Charlotte Mason was a British educator from the early part of the last century. Her methods and philosophies have recently experienced a resurgence—especially among American homeschooling families. Her emphasis on developing a lifetime love of learning was in stark contrast to the almost anti-child climate of her time.
According to a World Wide Education Service (WES), pamphlet she lived in an era when …
“… they practised reading, writing and arithmetic, sitting bolt upright on hard chairs (no slouching was allowed!) and writing on a piece of slate which could be wiped clean and used again. They were often given long lists to learn by heart, such as capital cities or dates from history or hard spellings. If they did not learn their work they were punished, sometimes by caning…”
In response to her own experience and education, Mason conducted lectures, wrote numerous books on educational topics, founded a school for training governesses and others working with children in her methods, and published a monthly periodical called The Parents’ Review which allowed her to stay in touch with her followers throughout the country (and the world).
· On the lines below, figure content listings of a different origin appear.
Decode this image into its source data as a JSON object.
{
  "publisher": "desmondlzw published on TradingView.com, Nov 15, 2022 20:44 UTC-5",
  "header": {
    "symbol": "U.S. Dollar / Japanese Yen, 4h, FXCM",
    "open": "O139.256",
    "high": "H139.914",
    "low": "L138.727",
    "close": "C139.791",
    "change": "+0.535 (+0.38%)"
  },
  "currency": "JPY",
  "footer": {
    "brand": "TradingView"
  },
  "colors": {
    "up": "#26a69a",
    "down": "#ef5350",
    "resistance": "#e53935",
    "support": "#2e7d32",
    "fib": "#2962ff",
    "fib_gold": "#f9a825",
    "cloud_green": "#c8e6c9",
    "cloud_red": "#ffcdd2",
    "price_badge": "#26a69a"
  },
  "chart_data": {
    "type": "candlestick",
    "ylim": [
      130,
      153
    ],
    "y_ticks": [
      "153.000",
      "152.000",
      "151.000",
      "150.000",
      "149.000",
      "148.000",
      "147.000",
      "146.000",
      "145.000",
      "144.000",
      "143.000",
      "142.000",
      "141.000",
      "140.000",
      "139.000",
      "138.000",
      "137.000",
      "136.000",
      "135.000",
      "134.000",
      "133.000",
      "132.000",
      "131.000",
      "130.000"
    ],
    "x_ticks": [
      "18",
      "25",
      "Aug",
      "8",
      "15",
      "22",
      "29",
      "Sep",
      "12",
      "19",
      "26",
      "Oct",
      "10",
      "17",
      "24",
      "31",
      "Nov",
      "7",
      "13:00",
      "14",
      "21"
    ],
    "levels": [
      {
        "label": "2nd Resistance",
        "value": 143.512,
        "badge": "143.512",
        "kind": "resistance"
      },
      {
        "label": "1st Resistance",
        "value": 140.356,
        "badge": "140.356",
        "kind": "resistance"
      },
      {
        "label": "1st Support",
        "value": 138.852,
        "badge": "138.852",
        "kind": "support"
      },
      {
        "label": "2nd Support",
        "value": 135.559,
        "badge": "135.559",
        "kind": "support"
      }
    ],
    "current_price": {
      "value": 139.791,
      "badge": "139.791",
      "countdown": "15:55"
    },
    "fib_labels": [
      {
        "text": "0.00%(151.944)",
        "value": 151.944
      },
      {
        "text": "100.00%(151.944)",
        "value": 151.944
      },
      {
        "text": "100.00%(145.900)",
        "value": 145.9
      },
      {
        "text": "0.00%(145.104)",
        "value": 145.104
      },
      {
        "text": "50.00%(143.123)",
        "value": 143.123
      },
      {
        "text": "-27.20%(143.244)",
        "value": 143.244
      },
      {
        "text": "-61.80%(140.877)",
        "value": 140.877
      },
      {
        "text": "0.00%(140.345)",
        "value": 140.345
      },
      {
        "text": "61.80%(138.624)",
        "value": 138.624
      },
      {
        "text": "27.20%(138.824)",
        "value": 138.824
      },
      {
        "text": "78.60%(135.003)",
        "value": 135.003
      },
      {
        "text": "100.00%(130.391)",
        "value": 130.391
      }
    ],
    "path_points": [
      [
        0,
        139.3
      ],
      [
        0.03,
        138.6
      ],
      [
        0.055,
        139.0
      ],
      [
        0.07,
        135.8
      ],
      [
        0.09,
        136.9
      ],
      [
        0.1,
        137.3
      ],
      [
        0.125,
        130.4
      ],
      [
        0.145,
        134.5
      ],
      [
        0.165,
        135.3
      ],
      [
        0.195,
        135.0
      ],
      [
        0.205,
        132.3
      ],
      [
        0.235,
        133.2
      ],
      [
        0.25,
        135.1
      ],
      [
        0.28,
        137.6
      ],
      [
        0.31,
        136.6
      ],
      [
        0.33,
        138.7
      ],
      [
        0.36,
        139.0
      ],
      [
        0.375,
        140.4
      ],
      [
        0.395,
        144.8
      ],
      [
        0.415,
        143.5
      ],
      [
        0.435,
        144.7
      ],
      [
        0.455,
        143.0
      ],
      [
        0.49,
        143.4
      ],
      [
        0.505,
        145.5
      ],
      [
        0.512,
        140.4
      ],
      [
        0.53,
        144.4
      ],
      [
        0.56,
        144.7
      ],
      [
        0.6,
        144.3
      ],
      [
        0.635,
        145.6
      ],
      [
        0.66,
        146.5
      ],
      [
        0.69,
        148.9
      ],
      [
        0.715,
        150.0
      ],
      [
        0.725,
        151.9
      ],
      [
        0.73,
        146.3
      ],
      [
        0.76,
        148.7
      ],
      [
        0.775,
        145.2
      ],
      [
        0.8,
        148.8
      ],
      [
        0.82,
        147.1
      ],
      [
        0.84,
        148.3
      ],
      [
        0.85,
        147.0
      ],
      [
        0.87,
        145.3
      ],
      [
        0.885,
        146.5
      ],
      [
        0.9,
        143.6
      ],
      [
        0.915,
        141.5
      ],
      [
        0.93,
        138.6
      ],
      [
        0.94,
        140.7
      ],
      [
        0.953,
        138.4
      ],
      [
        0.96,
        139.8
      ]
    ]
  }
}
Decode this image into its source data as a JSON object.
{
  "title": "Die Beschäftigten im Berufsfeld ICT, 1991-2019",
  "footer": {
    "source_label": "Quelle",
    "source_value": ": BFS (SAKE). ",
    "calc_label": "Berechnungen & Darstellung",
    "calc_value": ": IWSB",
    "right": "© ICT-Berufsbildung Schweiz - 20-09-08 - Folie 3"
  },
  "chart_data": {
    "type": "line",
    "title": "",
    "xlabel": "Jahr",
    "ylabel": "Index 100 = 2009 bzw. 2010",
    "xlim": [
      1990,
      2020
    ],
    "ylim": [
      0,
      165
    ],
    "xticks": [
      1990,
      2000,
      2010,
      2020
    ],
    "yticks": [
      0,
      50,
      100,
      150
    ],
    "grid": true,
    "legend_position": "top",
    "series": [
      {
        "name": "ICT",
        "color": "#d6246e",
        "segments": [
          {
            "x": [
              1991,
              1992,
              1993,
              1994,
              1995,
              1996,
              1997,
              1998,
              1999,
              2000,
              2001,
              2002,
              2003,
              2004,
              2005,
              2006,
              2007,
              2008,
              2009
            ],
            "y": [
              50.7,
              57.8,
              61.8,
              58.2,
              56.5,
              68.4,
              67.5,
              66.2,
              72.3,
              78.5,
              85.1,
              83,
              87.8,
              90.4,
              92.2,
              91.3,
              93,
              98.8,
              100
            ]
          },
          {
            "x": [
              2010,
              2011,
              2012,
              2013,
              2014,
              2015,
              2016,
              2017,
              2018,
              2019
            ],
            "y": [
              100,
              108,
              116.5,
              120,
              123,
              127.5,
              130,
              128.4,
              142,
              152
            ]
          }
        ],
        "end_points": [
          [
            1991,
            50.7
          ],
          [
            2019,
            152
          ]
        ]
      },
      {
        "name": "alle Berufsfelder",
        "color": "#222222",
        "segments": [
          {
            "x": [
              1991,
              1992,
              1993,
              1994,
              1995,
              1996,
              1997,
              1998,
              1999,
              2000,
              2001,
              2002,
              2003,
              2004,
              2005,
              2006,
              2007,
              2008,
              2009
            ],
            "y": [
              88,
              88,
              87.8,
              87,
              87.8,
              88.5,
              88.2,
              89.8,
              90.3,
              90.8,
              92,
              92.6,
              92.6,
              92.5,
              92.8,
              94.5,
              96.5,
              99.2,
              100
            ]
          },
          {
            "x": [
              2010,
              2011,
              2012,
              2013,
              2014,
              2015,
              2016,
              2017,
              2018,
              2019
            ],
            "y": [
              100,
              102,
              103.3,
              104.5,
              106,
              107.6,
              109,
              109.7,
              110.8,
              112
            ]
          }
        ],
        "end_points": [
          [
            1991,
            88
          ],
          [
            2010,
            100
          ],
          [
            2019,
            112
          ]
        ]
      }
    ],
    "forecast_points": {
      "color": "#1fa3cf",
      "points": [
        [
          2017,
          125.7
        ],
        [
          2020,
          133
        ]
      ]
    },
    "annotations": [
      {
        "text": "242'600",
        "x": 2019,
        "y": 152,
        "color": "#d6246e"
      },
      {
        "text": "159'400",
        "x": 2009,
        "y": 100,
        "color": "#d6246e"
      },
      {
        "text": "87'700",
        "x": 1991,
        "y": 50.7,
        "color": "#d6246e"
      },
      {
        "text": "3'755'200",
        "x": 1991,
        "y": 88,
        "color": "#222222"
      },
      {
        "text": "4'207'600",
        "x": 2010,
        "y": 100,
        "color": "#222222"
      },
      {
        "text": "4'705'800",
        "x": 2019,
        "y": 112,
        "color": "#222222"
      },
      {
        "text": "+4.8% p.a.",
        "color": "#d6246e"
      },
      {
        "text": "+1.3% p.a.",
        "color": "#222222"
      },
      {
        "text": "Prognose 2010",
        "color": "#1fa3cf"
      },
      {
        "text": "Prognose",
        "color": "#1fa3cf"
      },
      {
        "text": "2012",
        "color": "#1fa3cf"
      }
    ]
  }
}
Mason’s philosophies were originally used by governesses in England to educate (i.e.: homeschool) the children in their charge. Eventually the Parents’ Union Schools based on her philosophies sprung up throughout England, and her training school became a college to supply teachers for the Parents’ Union Schools.
Mason developed a lifetime love of learning in her students by engaging the children firsthand with nature, literature, science, history, art, music, and avoiding dumbed-down materials as much as possible. The main focus of Mason’s educational ideas and philosophy was having the students read top quality literature—real books rather than textbooks—and delving into a wide variety of serious topics throughout childhood. Mason described most literature written to children as “twaddle” and felt that childish materials should be avoided at all costs.
Charlotte Mason is often referred to as the founder of the modern homeschooling movement, although her name became virtually unknown to modern American homeschoolers for many years. Charlotte Mason’s original writings were rediscovered by Susan Schaeffer-McCaulay (author of For the Children’s Sake) in the late 1970’s and eventually brought back into print by Karen Andreola (original publisher of The Original Homeschooling Six Volume Set and author of A Charlotte Mason Companion).